A dangerous and sexually disturbed patient is living in a York care home annexe - because no psychiatric hospital will take him in.

Rose Cusick, who runs The Cusicks care home in York, with patient Tom, whose face we have obscured to disguise his identity. Rose says Tom has attempted to rape her and needs a place in a psychiatric unit

Home owner Rose Cusick says the 18-year-old mentally handicapped man, known as Tom, has attempted to rape her and sexually assault another member of her staff.

And she claimed he would almost certainly attempt to rape or even kill someone else, as well as harm himself, if she released him into the community.

But Mrs Cusick has told the Evening Press she won't do this even though, under regulations, Tom should be free to leave and her actions risked the home being closed down.

She said there had been repeated but unsuccessful efforts to get him treatment at more than a dozen medium-secure units.

A place had finally been provisionally offered at a hospital in Northumberland, but a special unit would need preparing specially to cope with his violent behaviour and he could not be taken before March at the earliest.

She believed the offer followed Governmental intervention after the issue was raised with Ministers by Ryedale MP John Greenway.

Mr Greenway said he has protested about a "black hole" in the system, under which potentially dangerous patients are not dealt with appropriately unless or until they have committed an offence and go before the courts.

The MP, who has praised the commitment and dedication of Mrs Cusick, wrote in a letter to John Hutton, under-secretary at the Department of Health: "Everyone who sees Tom agrees that he needs treatment, but no-one seems able to provide it.
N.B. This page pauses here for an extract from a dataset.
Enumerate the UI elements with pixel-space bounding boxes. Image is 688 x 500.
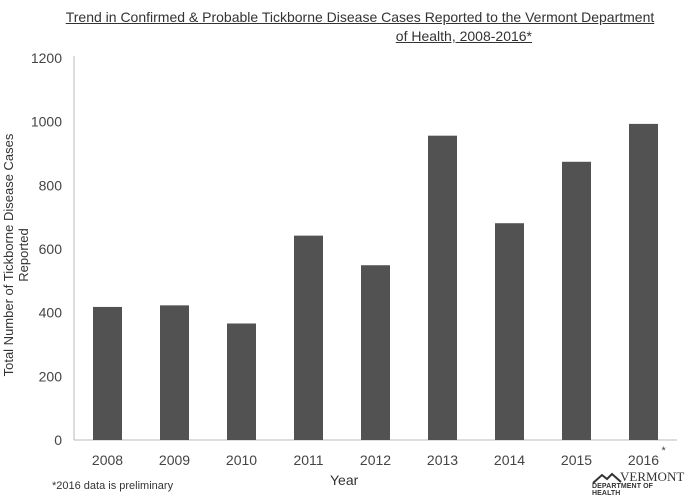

"Tom clearly needs psychiatric help with his sexual problems but, as the psychiatrists can pick and choose who they treat, it seems that no-one really wants to be responsible."

Mrs Cusick runs The Cusicks residential care home in Wentworth Road, The Mount, but said Tom was being cared for at an annexe elsewhere in York, the location of which she declined to identify. She stressed there was no risk to local residents from Tom, whose name has been changed to protect his identity.

She revealed that a Rampton maximum-security hospital psychiatrist had assessed Tom and that he had made determined attempts to rape Mrs Cusick and assault another member of staff, but the hospital could not accept him because he did not represent a "grave and immediate" danger.

Mrs Cusick thinks that if Tom was taken to court over his assaults, Rampton could treat him, but she has been determined not to press charges because she does not want him criminalised.

"He is sick, not criminal. I've seen what happens to people like him in jail," she said.

She wants more specialist secure units to be provided and a change in the system so that patients like Tom get treated before they commit a crime.

Meanwhile, Dr Bob Johnson, who has worked previously as a consultant psychiatrist at Parkhurst Prison and Ashworth Hospital but now practices in York, has contacted Mrs Cusick to say he is interested in trying to provide psychiatric treatment for Tom. He said he believed the case of Tom was "just the tip of an extremely noxious iceberg. There should be a major reform of psychiatry."

A long-awaited and potentially explosive report into porn and paedophile allegations at Ashworth Hospital was being published today.

Health Secretary Frank Dobson was making a statement to the House of Commons on the report by former judge Peter Fallon QC on the Personality Disorder Unit at the Merseyside hospital, home to some of Britain's most dangerous criminals.